The next morning, I stood in the cockpit doing my usual search of the horizon, looking back towards Tinker’s Hole and thought about our plan B, had we found the anchorage to be full. We would have had a look at a tiny south facing bay called David Balfour’s Bay (after Robert Louis Stevenson’s book ‘Kidnapped’). Its Gaelic name is Traigh Gheal and it would have sufficed for the night.

Robert Louis spent three weeks there in 1870, on the island of Erraid where the anchorages are located, inspecting the lighthouse engineering works of his senior family members and he used the bay as inspiration in his famous book. Just as an aside he wrote Treasure Island while living in Westbourne near Bournemouth, just a short distance from our southern family and a few miles from our new home in Wimborne, Dorset.

Another blow was on its way towards our cruising area from the Atlantic so we needed to move on from this exposed spot. We planned to anchor in Loch na Laithaich just around the corner on the north shore of the Ross of Mull. The road ran close by and we hoped to catch the bus to Fionnphort and the ferry back to Iona for more time with Liz and Alan.

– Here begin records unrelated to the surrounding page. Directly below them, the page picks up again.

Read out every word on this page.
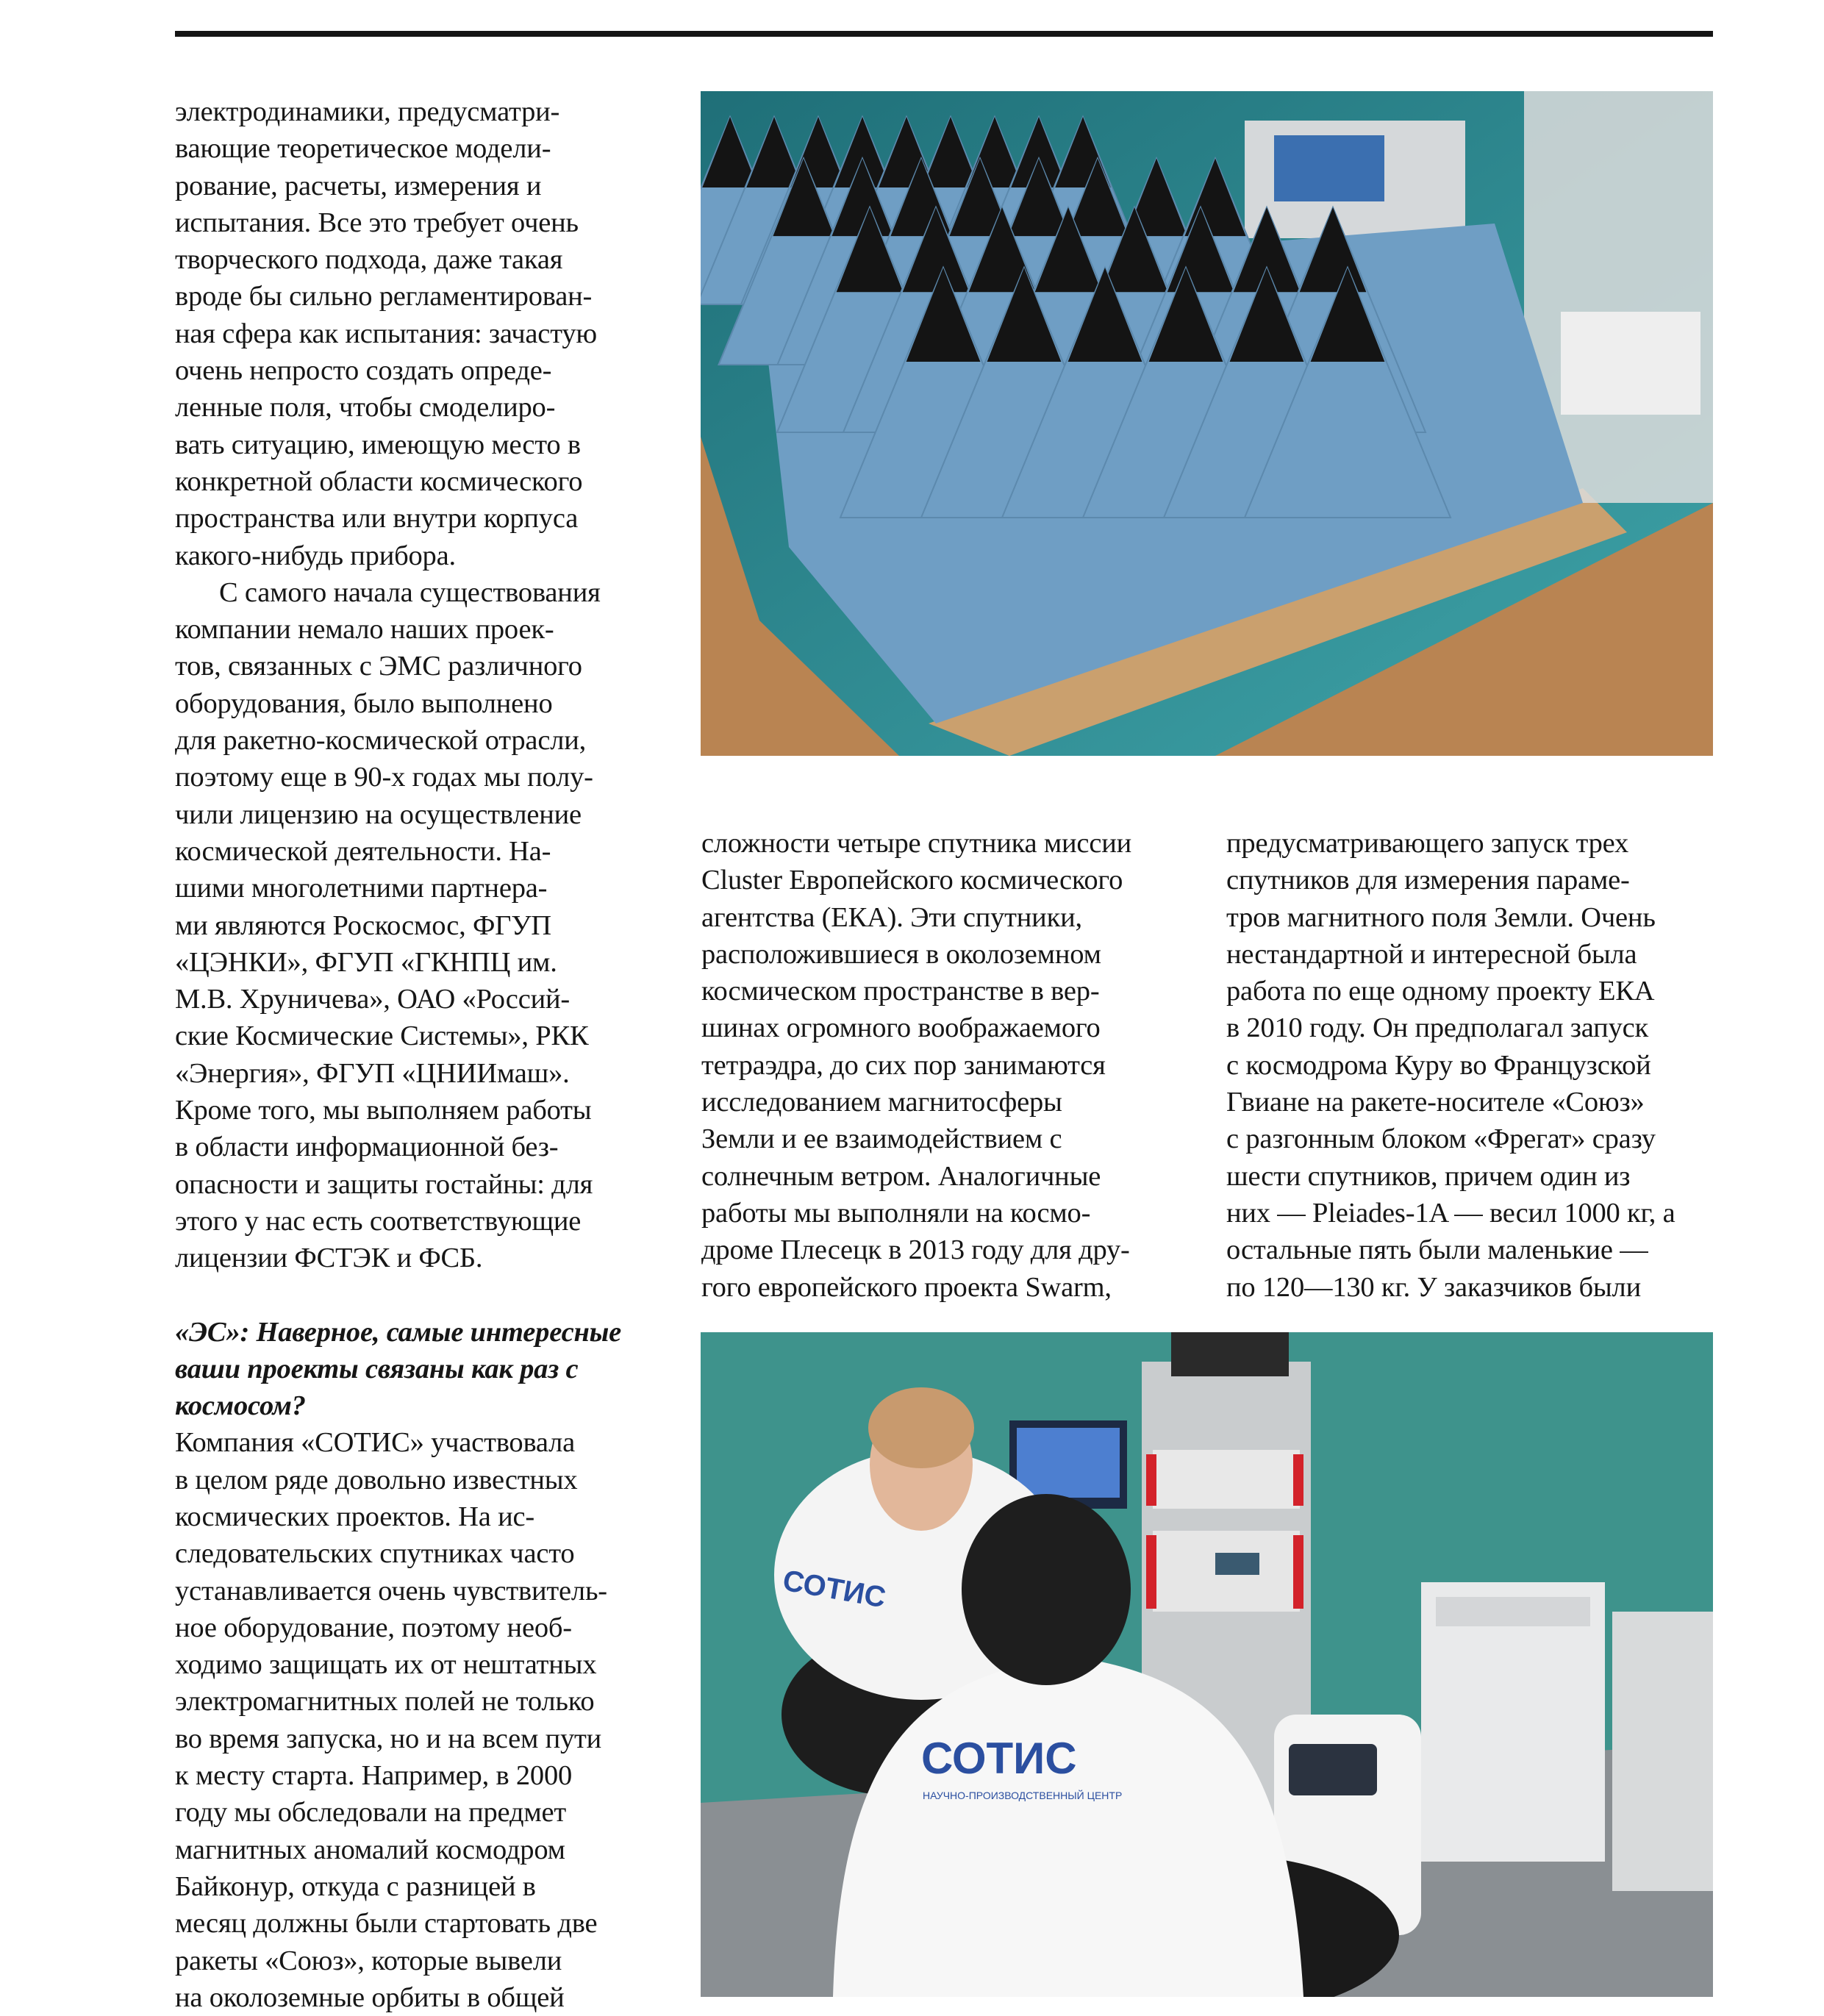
электродинамики, предусматри-

вающие теоретическое модели-

рование, расчеты, измерения и

испытания. Все это требует очень

творческого подхода, даже такая

вроде бы сильно регламентирован-

ная сфера как испытания: зачастую

очень непросто создать опреде-

ленные поля, чтобы смоделиро-

вать ситуацию, имеющую место в

конкретной области космического

пространства или внутри корпуса

какого-нибудь прибора.

С самого начала существования

компании немало наших проек-

тов, связанных с ЭМС различного

оборудования, было выполнено

для ракетно-космической отрасли,

поэтому еще в 90-х годах мы полу-

чили лицензию на осуществление

космической деятельности. На-

шими многолетними партнера-

ми являются Роскосмос, ФГУП

«ЦЭНКИ», ФГУП «ГКНПЦ им.

М.В. Хруничева», ОАО «Россий-

ские Космические Системы», РКК

«Энергия», ФГУП «ЦНИИмаш».

Кроме того, мы выполняем работы

в области информационной без-

опасности и защиты гостайны: для

этого у нас есть соответствующие

лицензии ФСТЭК и ФСБ.

«ЭС»: Наверное, самые интересные

ваши проекты связаны как раз с

космосом?

Компания «СОТИС» участвовала

в целом ряде довольно известных

космических проектов. На ис-

следовательских спутниках часто

устанавливается очень чувствитель-

ное оборудование, поэтому необ-

ходимо защищать их от нештатных

электромагнитных полей не только

во время запуска, но и на всем пути

к месту старта. Например, в 2000

году мы обследовали на предмет

магнитных аномалий космодром

Байконур, откуда с разницей в

месяц должны были стартовать две

ракеты «Союз», которые вывели

на околоземные орбиты в общей

сложности четыре спутника миссии

Cluster Европейского космического

агентства (ЕКА). Эти спутники,

расположившиеся в околоземном

космическом пространстве в вер-

шинах огромного воображаемого

тетраэдра, до сих пор занимаются

исследованием магнитосферы

Земли и ее взаимодействием с

солнечным ветром. Аналогичные

работы мы выполняли на космо-

дроме Плесецк в 2013 году для дру-

гого европейского проекта Swarm,

предусматривающего запуск трех

спутников для измерения параме-

тров магнитного поля Земли. Очень

нестандартной и интересной была

работа по еще одному проекту ЕКА

в 2010 году. Он предполагал запуск

с космодрома Куру во Французской

Гвиане на ракете-носителе «Союз»

с разгонным блоком «Фрегат» сразу

шести спутников, причем один из

них — Pleiades-1A — весил 1000 кг, а

остальные пять были маленькие —

по 120—130 кг. У заказчиков были

СОТИС
НАУЧНО-ПРОИЗВОДСТВЕННЫЙ ЦЕНТР
СОТИС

I photographed camp Foulkes in the front garden as we passed but there was no sign of anyone. The loch opened up with the promise of shelter but Zoonie’s anchor would not grip and the thin mud dripped off the flukes like blood from a sword. We tried countless times and no doubt the hook would have gripped sufficiently in light or windless conditions, but that was not what we expected. Believe it or not, in the convoluted coastline with all its inlets right the way around to the Sound of Mull and Ardnamurchan Lighthouse, there were no places for us to hide. Either they faced the wrong way for the wind, or the bottom was poor holding or foul ground or there was insufficient shelter, so our only choice was to head for Tobermory on the north east tip of Mull.

On to Tobermory

The scenery was spectacular, the long dead level grassy terraces of the mountainsides, green and moist brown, stretched for miles, layered upon each other, easy grazing for the sheep and to our left the Island of Staffa with its basalt columns the Vikings likened to their homes built of vertical logs, was speckled with tourists wanting to hear the impressive acoustics from within Fingal’s Cave, its biggest sea cavern named by Sir Joseph Banks and made famous in Felix Mendelssohn’s Hebrides Overture. As we passed seven tripper boats hovered around the island while their passengers explored. Make hay while the sun shines, I thought.

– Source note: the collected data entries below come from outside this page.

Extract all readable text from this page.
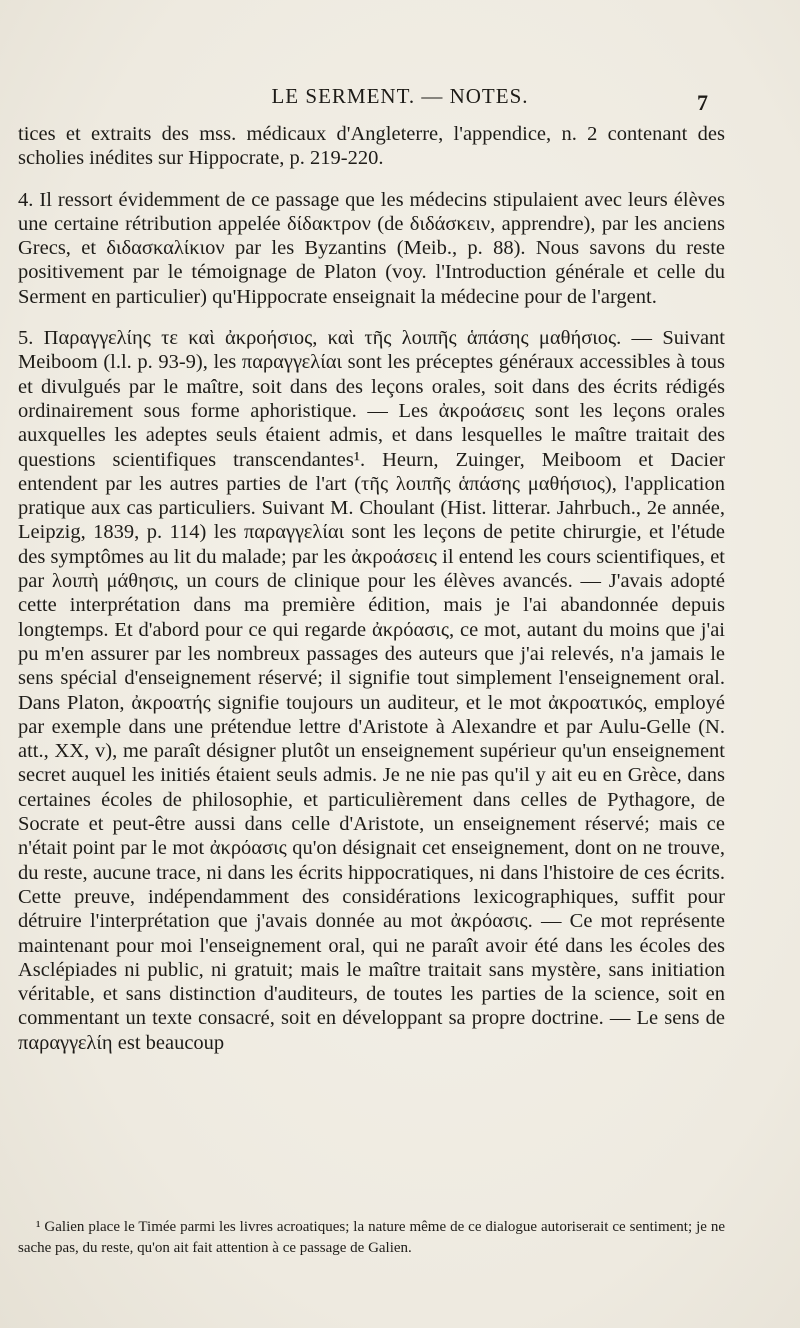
LE SERMENT. — NOTES.	7

tices et extraits des mss. médicaux d'Angleterre, l'appendice, n. 2 contenant des scholies inédites sur Hippocrate, p. 219-220.

4. Il ressort évidemment de ce passage que les médecins stipulaient avec leurs élèves une certaine rétribution appelée δίδακτρον (de διδάσκειν, apprendre), par les anciens Grecs, et διδασκαλίκιον par les Byzantins (Meib., p. 88). Nous savons du reste positivement par le témoignage de Platon (voy. l'Introduction générale et celle du Serment en particulier) qu'Hippocrate enseignait la médecine pour de l'argent.

5. Παραγγελίης τε καὶ ἀκροήσιος, καὶ τῆς λοιπῆς ἁπάσης μαθήσιος. — Suivant Meiboom (l.l. p. 93-9), les παραγγελίαι sont les préceptes généraux accessibles à tous et divulgués par le maître, soit dans des leçons orales, soit dans des écrits rédigés ordinairement sous forme aphoristique. — Les ἀκροάσεις sont les leçons orales auxquelles les adeptes seuls étaient admis, et dans lesquelles le maître traitait des questions scientifiques transcendantes¹. Heurn, Zuinger, Meiboom et Dacier entendent par les autres parties de l'art (τῆς λοιπῆς ἁπάσης μαθήσιος), l'application pratique aux cas particuliers. Suivant M. Choulant (Hist. litterar. Jahrbuch., 2e année, Leipzig, 1839, p. 114) les παραγγελίαι sont les leçons de petite chirurgie, et l'étude des symptômes au lit du malade; par les ἀκροάσεις il entend les cours scientifiques, et par λοιπὴ μάθησις, un cours de clinique pour les élèves avancés. — J'avais adopté cette interprétation dans ma première édition, mais je l'ai abandonnée depuis longtemps. Et d'abord pour ce qui regarde ἀκρόασις, ce mot, autant du moins que j'ai pu m'en assurer par les nombreux passages des auteurs que j'ai relevés, n'a jamais le sens spécial d'enseignement réservé; il signifie tout simplement l'enseignement oral. Dans Platon, ἀκροατής signifie toujours un auditeur, et le mot ἀκροατικός, employé par exemple dans une prétendue lettre d'Aristote à Alexandre et par Aulu-Gelle (N. att., XX, v), me paraît désigner plutôt un enseignement supérieur qu'un enseignement secret auquel les initiés étaient seuls admis. Je ne nie pas qu'il y ait eu en Grèce, dans certaines écoles de philosophie, et particulièrement dans celles de Pythagore, de Socrate et peut-être aussi dans celle d'Aristote, un enseignement réservé; mais ce n'était point par le mot ἀκρόασις qu'on désignait cet enseignement, dont on ne trouve, du reste, aucune trace, ni dans les écrits hippocratiques, ni dans l'histoire de ces écrits. Cette preuve, indépendamment des considérations lexicographiques, suffit pour détruire l'interprétation que j'avais donnée au mot ἀκρόασις. — Ce mot représente maintenant pour moi l'enseignement oral, qui ne paraît avoir été dans les écoles des Asclépiades ni public, ni gratuit; mais le maître traitait sans mystère, sans initiation véritable, et sans distinction d'auditeurs, de toutes les parties de la science, soit en commentant un texte consacré, soit en développant sa propre doctrine. — Le sens de παραγγελίη est beaucoup

¹ Galien place le Timée parmi les livres acroatiques; la nature même de ce dialogue autoriserait ce sentiment; je ne sache pas, du reste, qu'on ait fait attention à ce passage de Galien.
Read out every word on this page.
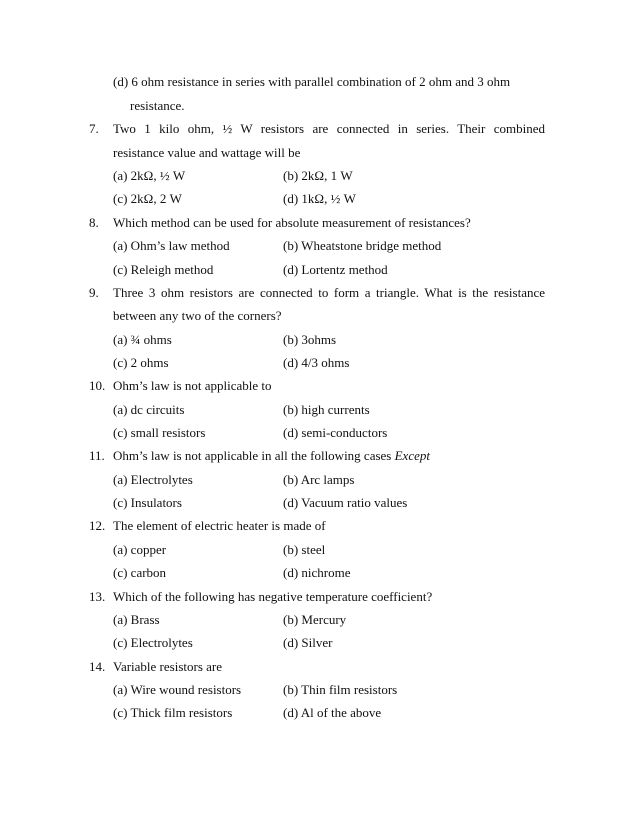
(d) 6 ohm resistance in series with parallel combination of 2 ohm and 3 ohm
resistance.
7. Two 1 kilo ohm, ½ W resistors are connected in series. Their combined
resistance value and wattage will be
(a) 2kΩ, ½ W	(b) 2kΩ, 1 W
(c) 2kΩ, 2 W	(d) 1kΩ, ½ W
8. Which method can be used for absolute measurement of resistances?
(a) Ohm’s law method	(b) Wheatstone bridge method
(c) Releigh method	(d) Lortentz method
9. Three 3 ohm resistors are connected to form a triangle. What is the resistance
between any two of the corners?
(a) ¾ ohms	(b) 3ohms
(c) 2 ohms	(d) 4/3 ohms
10. Ohm’s law is not applicable to
(a) dc circuits	(b) high currents
(c) small resistors	(d) semi-conductors
11. Ohm’s law is not applicable in all the following cases Except
(a) Electrolytes	(b) Arc lamps
(c) Insulators	(d) Vacuum ratio values
12. The element of electric heater is made of
(a) copper	(b) steel
(c) carbon	(d) nichrome
13. Which of the following has negative temperature coefficient?
(a) Brass	(b) Mercury
(c) Electrolytes	(d) Silver
14. Variable resistors are
(a) Wire wound resistors	(b) Thin film resistors
(c) Thick film resistors	(d) Al of the above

The very flat island with the hat in the middle is Bac Mor, one of the Treshnish Group and otherwise known as Dutchman's Cap, I'll leave that to your imagination.

Near the top west of the island of Mull is a pretty bay with a white sand beach and plenty of green pasture and native woodland. Clyde Puffers used to land here but as we passed a few folk enjoyed the beach and it looked like a place to return to; it was called Calgary Bay. It gave its name to Fort Calgary and then the city of the same name in Canada and David Tennant, of Dr Who fame and much more, traces his family roots back to the now ruined village of Inivea nearby, emptied during the Highland Clearances.

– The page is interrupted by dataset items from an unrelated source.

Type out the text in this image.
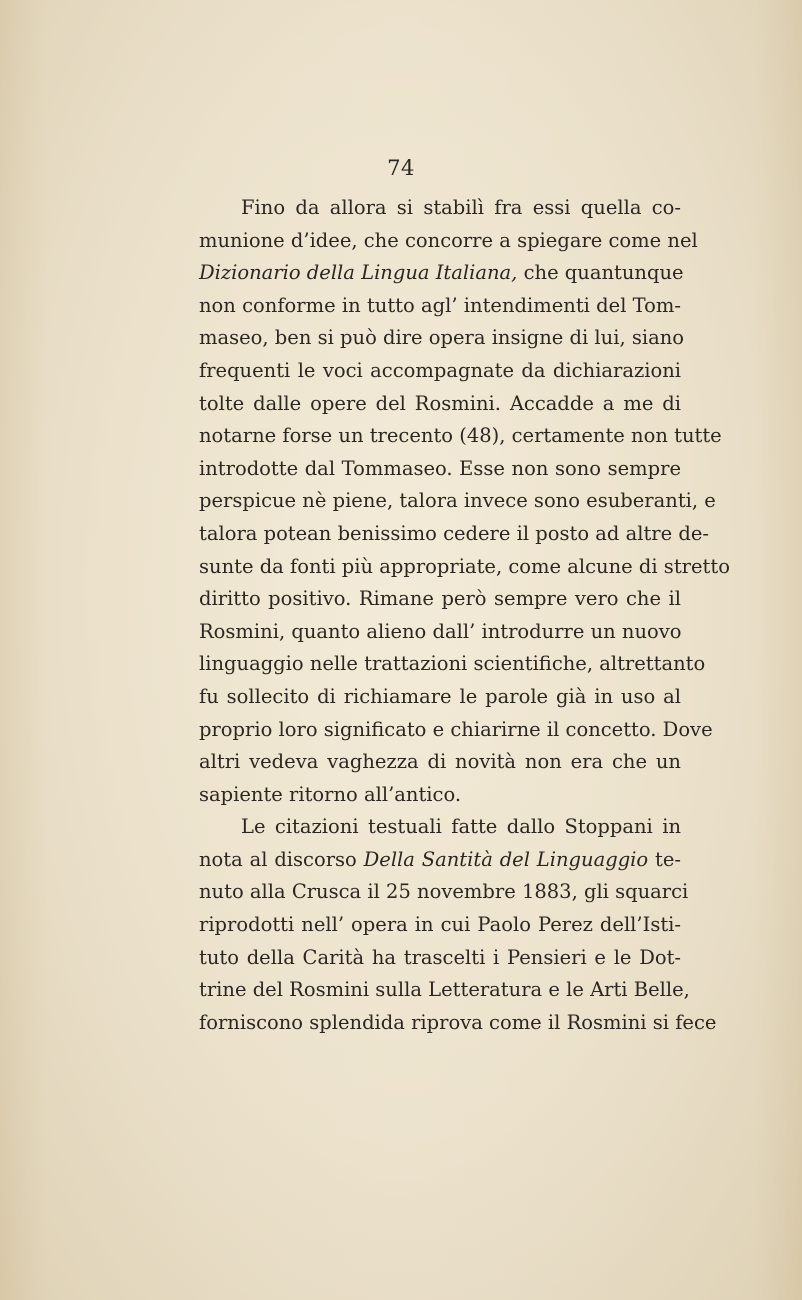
74
Fino da allora si stabilì fra essi quella co-
munione d’idee, che concorre a spiegare come nel
Dizionario della Lingua Italiana, che quantunque
non conforme in tutto agl’ intendimenti del Tom-
maseo, ben si può dire opera insigne di lui, siano
frequenti le voci accompagnate da dichiarazioni
tolte dalle opere del Rosmini. Accadde a me di
notarne forse un trecento (48), certamente non tutte
introdotte dal Tommaseo. Esse non sono sempre
perspicue nè piene, talora invece sono esuberanti, e
talora potean benissimo cedere il posto ad altre de-
sunte da fonti più appropriate, come alcune di stretto
diritto positivo. Rimane però sempre vero che il
Rosmini, quanto alieno dall’ introdurre un nuovo
linguaggio nelle trattazioni scientifiche, altrettanto
fu sollecito di richiamare le parole già in uso al
proprio loro significato e chiarirne il concetto. Dove
altri vedeva vaghezza di novità non era che un
sapiente ritorno all’antico.
Le citazioni testuali fatte dallo Stoppani in
nota al discorso Della Santità del Linguaggio te-
nuto alla Crusca il 25 novembre 1883, gli squarci
riprodotti nell’ opera in cui Paolo Perez dell’Isti-
tuto della Carità ha trascelti i Pensieri e le Dot-
trine del Rosmini sulla Letteratura e le Arti Belle,
forniscono splendida riprova come il Rosmini si fece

Sailing well and then motoring down the Sound of Mull as we turned Zoonie towards her destination and into the wind, it was apparent that many yachts like us were heading for shelter and by the time we reached the harbour the last buoy was taken up right in front of us. So we headed south east down Tobermory Bay to where I knew there was a delightful anchorage in Aros Bay from when I was last there as paying crew/passenger on the Jean de la Lune square rigger around twenty years ago, coincidentally at nearly the same time  Rob was visiting on his motorbike holiday.

We found what looked like a visitor buoy and so picked up its chain. Within a few minutes five more yachts joined us, one on another buoy and the others anchoring in deep water close in to the shore. We were perfectly sheltered by lush native woodland all around us and had a fine view of the town about a mile away.

We were back in a familiar place to both of us, safe from the frontal system storming towards us and with the warm thought that we would return to see Liz and Alan again, once Zoonie is safely tucked up on Kerrera Marina, Oban. So it’s all good.